Clara Pawlikowski
La escultura está hecha de madera y representa a José Gregorio Hernández, un médico venezolano con fama de sanador. No sé mucho de él. Me acompaña algunos años entre peines, ruleros y tijeras en mi mesa de trabajo. Por esto último, ya habrán adivinado mi profesión: soy peluquero. Elegí este oficio porque no hay mucho que escoger cuando uno es homosexual. Ser homosexual y pobre nos limita en todo.
Ahora vivo sólo con mi madre. He conseguido un departamento pequeño en Villa María del Triunfo, lejos de mi trabajo pero con el tren eléctrico me demoro menos tiempo en llegar.

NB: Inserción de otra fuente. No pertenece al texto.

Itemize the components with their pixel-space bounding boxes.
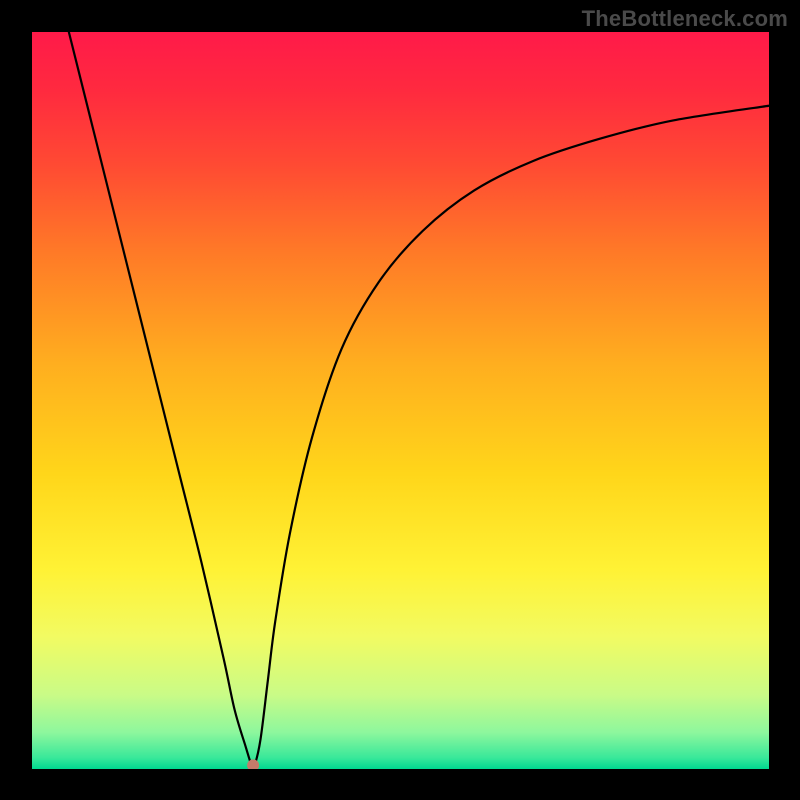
- watermark-text: TheBottleneck.com: [582, 6, 788, 32]
- plot-area: [32, 32, 769, 769]
- chart-frame: TheBottleneck.com: [0, 0, 800, 800]
- gradient-background: [32, 32, 769, 769]
- chart-svg: [32, 32, 769, 769]
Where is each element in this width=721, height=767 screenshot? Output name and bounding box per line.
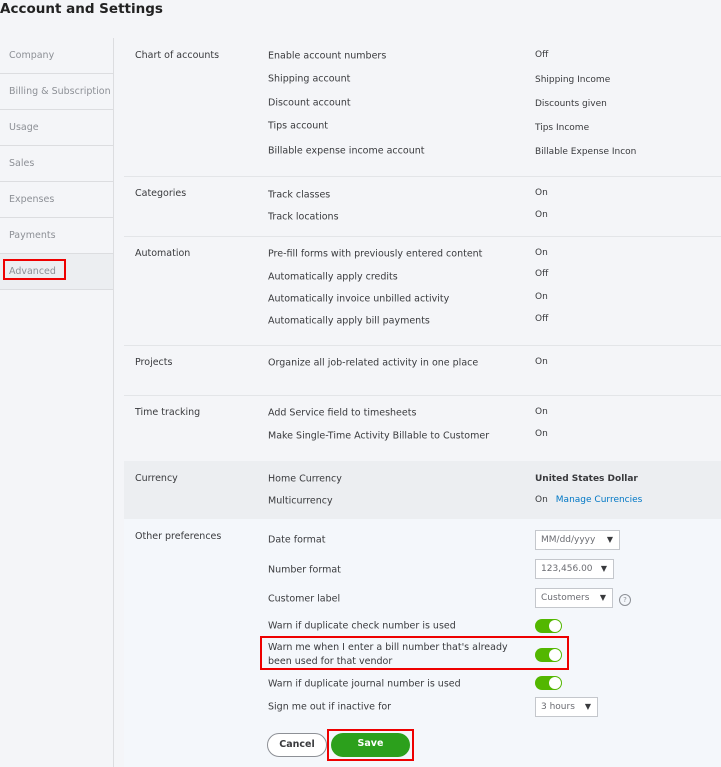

La peluquería está en un barrio populoso, con edificios a medio construir, bodegas y carretillas de frutas por todas partes. Al medio día me cruzo con los vecinos que vienen a comprar mientras yo almuerzo alguna fruta o cualquier cosa que me apetece. Así fui conociendo a la mayoría. Muchas veces he escuchado comentar a los vendedores que por ahí viven muchos homosexuales. Por las tardes un grupo de ellos se reúne en una esquina por donde paso para tomar el autobús. Visten en forma estrafalaria, llaman la atención con sus risas y contoneos. Yo ni los miro.
A José Gregorio siempre lo figuran con traje negro y sombrero de tarro. Con él tengo una amistad silenciosa y lo respeto. Cada mañana nos miramos y él sonríe. Antes creía ver visiones pero no es así. Sus ojos esculpidos redondeados y pintados de blanco con un puntito negro en su interior parecen diminutos huevos fritos que se achinan, acompañados de movimientos de sus labios y bigotes, en una discreta mueca. No recuerdo como llegó esta figura a mis manos, sin embargo puedo dar fe que me ha curado y por eso mi testimonio ojalá sirva en las gestiones para elevarlo a la categoría de santo.
Me enamoré perdidamente de Rafael, un muchacho guapo que se animó a compartir mi piso a pesar del rechazo de mi madre. Duró poco la relación. Lo conocí dos semanas antes de un incidente que ocurrió cuando salía a solas de la peluquería. Me di de bruces con una batida de los policías municipales. Me envolví sin querer en el lio y recibí varazos por todo mi cuerpo, insultos de todo calibre: maricones por aquí, maricones por allá y otros más subidos de tono. Nos metieron a patadas en una camioneta cerrada y nos llevaron a la comisaría. Éramos como diez; entre nosotros habían unas tres mujeres que a la legua, por lo pintarrajeadas que iban, supuse que eran prostitutas.
Cuando llegamos le escuche decir al jefe:
─ ¿Y ahora qué hacemos con estos “cabros”?. Están deshechos, aquí no hay espacio para más y después nos vamos a ver en problemas con esa gente de los derechos humanos. Suéltenlos y que se vayan.
Luego de dar mi nombre y el número de mi documento de identidad pude salir. Era cerca de media noche. Fui caminando adolorido tratando de encontrar un taxi.
Un día que llegué tarde del trabajo encontré a Rafael con un vecino en la cama. Un tiempo después que terminamos, en una noche oscura sin luna ni estrellas cogí la escultura de José Gregorio y le supliqué llorando que aplaque mis penas.
No se demoró en ayudarme, esa noche tan pronto me quedé dormido, vi a un hombre vestido de negro con sombrero del mismo color, que se acercaba a mi cama. Abrió mi tórax de un solo corte, sentí que me inundaba la sangre. Extrajo entre sus manos mi corazón, lo zurció cuidadosamente y después de cortar el hilo, lo colocó en su sitio. Me vendó el torso oprimiéndome el pecho. Casi no podía respirar.
A la mañana siguiente, yo era otro. Me sentí aliviado.
Tomé una ducha para limpiarme los rezagos de la operación.